Que la société bailleresse ne conteste pas en appel avoir connu le caractère accessoire des locaux qu'elle a loués à la société KRIZIA ; que ceux-ci ne comportaient d'ailleurs pas une boutique, ni physiquement, ni en vertu de la destination contractuelle des lieux, alors que l'objet de la société KRIZIA est la vente de vêtements de luxe ; que la destination exclusive des lieux qui est celle de 'bureaux et entrepôt d'articles de luxe' démontre le caractère complémentaire et indispensable de leur location ; qu'à cet égard, il est important de noter que dans une lettre du 6 octobre 1994 adressée à la bailleresse, la société KRIZIA écrit : 'compte-tenu de l'urgence du dossier, je vous remercie de bien vouloir prendre position dès cet après-midi, car des livraisons de marchandises en provenance d'Italie doivent être programmées dès ce soir' ; que deux jours auparavant, la société KRIZIA avait indiqué à la bailleresse : 'la société KRIZIA, qui comme vous le savez, doit inaugurer sa nouvelle boutique le 12 octobre prochain, soit dans moins de 8 jours, est à la recherche de simples locaux à usage d'entrepôts, stockage de marchandises [...] La société Krizia demeure intéressée par ces locaux aux conditions suivantes :

1° que le local qui pourrait être immédiatement mis à sa disposition à l'entresol puisse être fermé et soit suffisamment sûr pour contenir les marchandises destinées à être exposées à la boutique de l'[...] pour l'inauguration [...]

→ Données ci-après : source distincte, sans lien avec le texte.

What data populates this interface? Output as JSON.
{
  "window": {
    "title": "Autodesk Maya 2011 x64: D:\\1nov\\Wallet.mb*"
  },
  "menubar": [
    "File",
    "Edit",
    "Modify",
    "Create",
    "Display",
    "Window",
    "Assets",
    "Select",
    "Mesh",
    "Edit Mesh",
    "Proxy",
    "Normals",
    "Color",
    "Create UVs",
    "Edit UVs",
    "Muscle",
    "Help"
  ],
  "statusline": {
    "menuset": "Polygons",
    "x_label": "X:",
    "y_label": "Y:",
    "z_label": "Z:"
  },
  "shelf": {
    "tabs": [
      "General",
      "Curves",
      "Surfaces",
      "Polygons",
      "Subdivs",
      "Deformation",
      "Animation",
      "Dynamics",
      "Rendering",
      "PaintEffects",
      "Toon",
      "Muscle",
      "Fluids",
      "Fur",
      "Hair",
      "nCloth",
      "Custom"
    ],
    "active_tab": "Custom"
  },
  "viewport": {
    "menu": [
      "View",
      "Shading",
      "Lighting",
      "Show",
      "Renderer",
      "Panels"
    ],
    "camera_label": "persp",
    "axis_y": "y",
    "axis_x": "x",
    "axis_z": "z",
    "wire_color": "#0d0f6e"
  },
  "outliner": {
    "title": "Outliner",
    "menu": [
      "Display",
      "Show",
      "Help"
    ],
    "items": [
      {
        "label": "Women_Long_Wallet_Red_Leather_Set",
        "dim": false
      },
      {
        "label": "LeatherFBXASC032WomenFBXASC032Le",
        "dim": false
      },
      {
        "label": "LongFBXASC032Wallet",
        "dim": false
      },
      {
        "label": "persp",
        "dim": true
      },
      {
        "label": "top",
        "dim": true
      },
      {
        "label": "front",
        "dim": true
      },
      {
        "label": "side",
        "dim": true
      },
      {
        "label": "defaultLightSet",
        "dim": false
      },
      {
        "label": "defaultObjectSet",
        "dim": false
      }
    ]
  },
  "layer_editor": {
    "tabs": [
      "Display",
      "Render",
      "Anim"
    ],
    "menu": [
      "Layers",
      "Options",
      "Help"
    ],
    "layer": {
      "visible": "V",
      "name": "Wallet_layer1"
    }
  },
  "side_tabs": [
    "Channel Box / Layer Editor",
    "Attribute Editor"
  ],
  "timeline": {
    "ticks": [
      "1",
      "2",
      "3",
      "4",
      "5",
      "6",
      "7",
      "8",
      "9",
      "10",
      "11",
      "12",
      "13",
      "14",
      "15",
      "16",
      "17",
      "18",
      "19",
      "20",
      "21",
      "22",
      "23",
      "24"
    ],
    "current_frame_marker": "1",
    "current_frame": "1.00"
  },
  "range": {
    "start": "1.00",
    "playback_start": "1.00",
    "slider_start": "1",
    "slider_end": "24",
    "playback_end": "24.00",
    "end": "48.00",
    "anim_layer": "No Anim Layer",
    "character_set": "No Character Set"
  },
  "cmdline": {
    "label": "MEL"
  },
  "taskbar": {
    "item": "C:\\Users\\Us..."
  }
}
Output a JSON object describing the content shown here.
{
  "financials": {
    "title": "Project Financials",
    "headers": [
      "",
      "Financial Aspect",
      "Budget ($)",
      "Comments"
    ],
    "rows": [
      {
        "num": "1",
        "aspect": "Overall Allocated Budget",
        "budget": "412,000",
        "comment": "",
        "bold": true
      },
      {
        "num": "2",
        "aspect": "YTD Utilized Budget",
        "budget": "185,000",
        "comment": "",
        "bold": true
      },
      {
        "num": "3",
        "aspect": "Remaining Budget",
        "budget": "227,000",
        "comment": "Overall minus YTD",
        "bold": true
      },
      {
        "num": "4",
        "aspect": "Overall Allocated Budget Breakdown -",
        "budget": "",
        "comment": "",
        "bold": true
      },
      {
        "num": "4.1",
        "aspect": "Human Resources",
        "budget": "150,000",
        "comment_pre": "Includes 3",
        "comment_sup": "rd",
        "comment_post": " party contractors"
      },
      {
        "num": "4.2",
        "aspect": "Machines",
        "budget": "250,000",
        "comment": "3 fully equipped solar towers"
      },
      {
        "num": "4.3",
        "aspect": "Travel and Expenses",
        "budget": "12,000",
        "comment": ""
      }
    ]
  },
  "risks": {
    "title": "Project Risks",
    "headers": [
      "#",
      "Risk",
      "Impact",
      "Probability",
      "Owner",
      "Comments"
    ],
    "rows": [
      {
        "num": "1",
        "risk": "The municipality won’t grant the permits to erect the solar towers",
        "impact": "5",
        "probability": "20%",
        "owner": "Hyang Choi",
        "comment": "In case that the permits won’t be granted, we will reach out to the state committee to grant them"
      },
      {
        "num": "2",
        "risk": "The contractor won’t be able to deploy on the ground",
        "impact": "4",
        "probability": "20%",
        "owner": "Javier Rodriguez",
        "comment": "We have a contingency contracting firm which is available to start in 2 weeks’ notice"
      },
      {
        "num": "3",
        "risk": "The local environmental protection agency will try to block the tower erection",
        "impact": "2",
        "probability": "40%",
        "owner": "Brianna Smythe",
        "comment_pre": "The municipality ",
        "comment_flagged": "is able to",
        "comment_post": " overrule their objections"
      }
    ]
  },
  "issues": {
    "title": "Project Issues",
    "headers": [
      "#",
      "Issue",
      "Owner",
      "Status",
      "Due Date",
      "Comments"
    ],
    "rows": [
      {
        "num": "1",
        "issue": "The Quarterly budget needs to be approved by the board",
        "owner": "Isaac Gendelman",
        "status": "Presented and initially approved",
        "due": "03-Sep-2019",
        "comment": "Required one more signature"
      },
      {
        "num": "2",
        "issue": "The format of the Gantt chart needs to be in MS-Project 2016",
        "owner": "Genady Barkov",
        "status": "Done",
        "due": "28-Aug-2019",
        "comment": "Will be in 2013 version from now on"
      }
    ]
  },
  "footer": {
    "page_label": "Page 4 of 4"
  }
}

3° que la destination des lieux soit bien 'entrepôt-lieu de stockage' et accessoirement bureaux, mais non, ce qui serait une aberration, à usage exclusivement de bureaux' ;

Qu'il s'ensuit que la société MONTAIGNE FDR, bailleresse au droit de laquelle se trouve la SCI [...], connaissait au jour de la signature du bail le caractère accessoire indispensable des lieux loués à l'exercice de l'activité principale de la société KRIZIA exercée au 48 avenue Montaigne ;

Que dès lors, cette dernière est fondée à se prévaloir des dispositions de l'article L 145-14 du Code de commerce, ce qui lui ouvre droit à percevoir une indemnité d'éviction ;

Que le jugement déféré sera confirmé sur ce point et en ce qu'il a confié une mission d'expertise à Monsieur Michel MARX ;

* * *

Considérant que l'équité commande de condamner la SCI [...], qui voit rejeter l'essentiel de ses prétentions, à verser à la société KRIZIA SPA la somme de 1.500 ' au titre des dispositions de l'article 700 du Nouveau Code de Procédure Civile ;

Considérant que la SCI [...], qui succombe en l'essentiel de ses prétentions, ne saurait se voir allouer une indemnité sur le fondement de ce même texte ;

PAR CES MOTIFS,

- Confirme le jugement déféré en toutes ses dispositions, l'émendant seulement en ce qu'il a condamné la SCI [...] à payer à la société KRIZIA la somme de 19.155 ' au titre d'un trop perçu de loyers pour la période du 3 mai 1995 au 15 octobre 2003, et statuant à nouveau, dit que le montant de cette condamnation est de 12.863 ',

- Dit que l'affaire reviendra en ouverture du rapport d'expertise devant le Tribunal de Grande Instance de Paris,

Y ajoutant,

- Condamne la SCI [...] à verser à la société KRIZIA SPA la somme de 1.500 ' au titre des dispositions de l'article 700 du Nouveau Code de Procédure Civile,

- Déboute la SCI [...] de sa demande fondée sur ce texte,

- Condamne la SCI [...] au 4/5ème des dépens d'appel et la société KRIZIA SPA au 1/5ème ; autorise les avoués des parties à les recouvrer dans cette proportion conformément aux dispositions de l'article 699 du Nouveau Code de Procédure Civile.